The Black Hand is one of the most famous signs of the Eme
In 1976, Joe Morgan was again released on parole. He married his girlfriend Jody, who he would have 2 children with, but he would soon enough find himself in trouble with the law again. After he was indicted with federal narcotics charges, he ran away to Utah, but was arrested there the next year. Even though he pleaded guilty and only received a moderate sentence in 1978, he would never again be a free man. The same year, a former Eme member turned on the gang, and testified against Joe. He pinned Morgan to several murders, both inside of prison and out on the streets. “Pegleg” was sentenced to life in jail, to be served in the maximum security section of Pelican Bay State Prison. In the years to come Joe continued to a be mentor for the Mexican Mafia, and many describe him as the most powerful Eme member ever. He became a legendary icon for many young gangsters, and even prison guards (who claim he was always kind and respectful towards them) say there was “something” about “Papa Joe”. A member who badmouthed the “White Godfather” in 1991 found out just how revered Morgan was by the other members when he was stabbed 26 times in 1991.

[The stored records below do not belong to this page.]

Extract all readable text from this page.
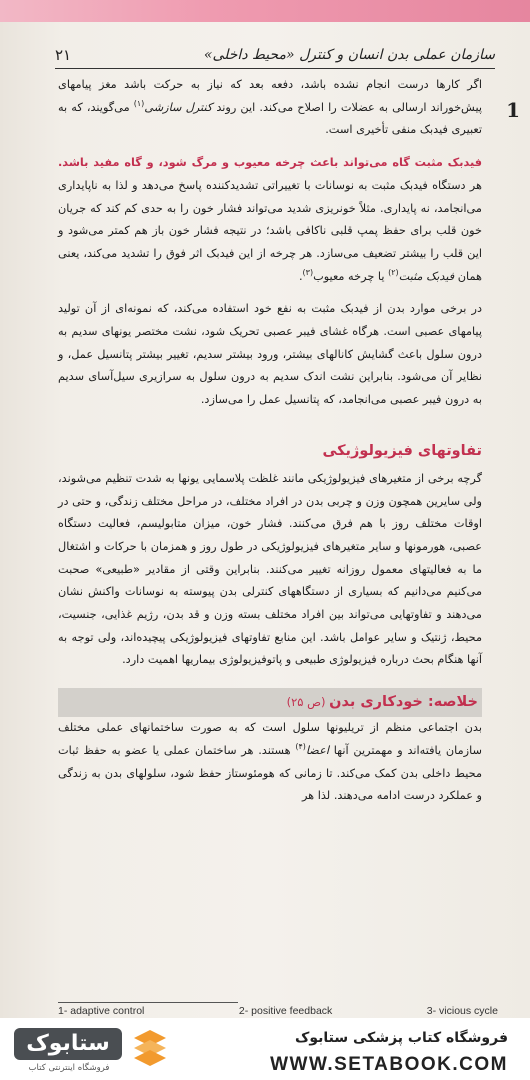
سازمان عملی بدن انسان و کنترل «محیط داخلی»
۲۱
1

اگر کارها درست انجام نشده باشد، دفعه بعد که نیاز به حرکت باشد مغز پیامهای پیش‌خوراند ارسالی به عضلات را اصلاح می‌کند. این روند کنترل سازشی$^{(۱)}$ می‌گویند، که به تعبیری فیدبک منفی تأخیری است.

فیدبک مثبت گاه می‌تواند باعث چرخه معیوب و مرگ شود، و گاه مفید باشد. هر دستگاه فیدبک مثبت به نوسانات با تغییراتی تشدیدکننده پاسخ می‌دهد و لذا به ناپایداری می‌انجامد، نه پایداری. مثلاً خونریزی شدید می‌تواند فشار خون را به حدی کم کند که جریان خون قلب برای حفظ پمپ قلبی ناکافی باشد؛ در نتیجه فشار خون باز هم کمتر می‌شود و این قلب را بیشتر تضعیف می‌سازد. هر چرخه از این فیدبک اثر فوق را تشدید می‌کند، یعنی همان فیدبک مثبت$^{(۲)}$ یا چرخه معیوب$^{(۳)}$.

در برخی موارد بدن از فیدبک مثبت به نفع خود استفاده می‌کند، که نمونه‌ای از آن تولید پیامهای عصبی است. هرگاه غشای فیبر عصبی تحریک شود، نشت مختصر یونهای سدیم به درون سلول باعث گشایش کانالهای بیشتر، ورود بیشتر سدیم، تغییر بیشتر پتانسیل عمل، و نظایر آن می‌شود. بنابراین نشت اندک سدیم به درون سلول به سرازیری سیل‌آسای سدیم به درون فیبر عصبی می‌انجامد، که پتانسیل عمل را می‌سازد.

تفاوتهای فیزیولوژیکی

گرچه برخی از متغیرهای فیزیولوژیکی مانند غلظت پلاسمایی یونها به شدت تنظیم می‌شوند، ولی سایرین همچون وزن و چربی بدن در افراد مختلف، در مراحل مختلف زندگی، و حتی در اوقات مختلف روز با هم فرق می‌کنند. فشار خون، میزان متابولیسم، فعالیت دستگاه عصبی، هورمونها و سایر متغیرهای فیزیولوژیکی در طول روز و همزمان با حرکات و اشتغال ما به فعالیتهای معمول روزانه تغییر می‌کنند. بنابراین وقتی از مقادیر «طبیعی» صحبت می‌کنیم می‌دانیم که بسیاری از دستگاههای کنترلی بدن پیوسته به نوسانات واکنش نشان می‌دهند و تفاوتهایی می‌تواند بین افراد مختلف بسته وزن و قد بدن، رژیم غذایی، جنسیت، محیط، ژنتیک و سایر عوامل باشد. این منابع تفاوتهای فیزیولوژیکی پیچیده‌اند، ولی توجه به آنها هنگام بحث درباره فیزیولوژی طبیعی و پاتوفیزیولوژی بیماریها اهمیت دارد.

خلاصه: خودکاری بدن (ص ۲۵)

بدن اجتماعی منظم از تریلیونها سلول است که به صورت ساختمانهای عملی مختلف سازمان یافته‌اند و مهمترین آنها اعضا$^{(۴)}$ هستند. هر ساختمان عملی یا عضو به حفظ ثبات محیط داخلی بدن کمک می‌کند. تا زمانی که هومئوستاز حفظ شود، سلولهای بدن به زندگی و عملکرد درست ادامه می‌دهند. لذا هر

1- adaptive control	2- positive feedback	3- vicious cycle
ستابوک
فروشگاه اینترنتی کتاب
فروشگاه کتاب پزشکی ستابوک
WWW.SETABOOK.COM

Another sign of the power of the Mexican Mafia and Morgan was the year after, when they ordered their affiliate gangs on the streets to stop with the drive by shootings that had plagued East Los Angeles. In the next 6 months, not one drive by incident was reported, in an area that was notorious for its violence and gang related murders. In 1992, the movie American Me brought national fame to the prison gang. The Eme was not satisfied with how they had been portrayed though, and 3 people who had worked on the movie were killed because of it. Morgan himself filed a lawsuit against Universal Studios for basing one of the leading characters on him without Joe’s permission.
The next year though, Morgan was diagnosed with inoperable cancer and transferred to California State Prison in Corcoran where he died November 9, 1993 at the age of 64. Even to this day, and even though he had no hispanic blood in him, Joseph Morgan is a hero to many latino gangsters, and they regard “Papa Joe” just as much a Chicano as they themselves are. A more historically correct look on the history of the Mexican Mafia, than the American Me movie, is the book “The Black Hand” by Chris Blatchford from 2008.
Inside the Mexican Mafia
Today the Mexican Mafia has almost 400 full members, with several thousand affiliates and allies. They are among other things involved in murders, drug trafficking, extortion, illegal gambling and prostitution. The Eme demands a tax from every hispanic street gang in Southern California, in exchange for protection when their members go to prison. This caused a feud with the notorious Mara Salvatrucha (MS-13) gang, but even they now use the number 13, symbolizing the thirteenth letter in the alphabet in respect of the Eme! Their most famous allies in addition to MS-13 are the Aryan Brotherhood, Armenian Power and of course all the loosely connected hispanic gang members (mostly in California) called “Sureños”. Their main enemies are Nuestra Familia, Black Guerilla Mafia and “Arizona’s New Mexican Mafia”.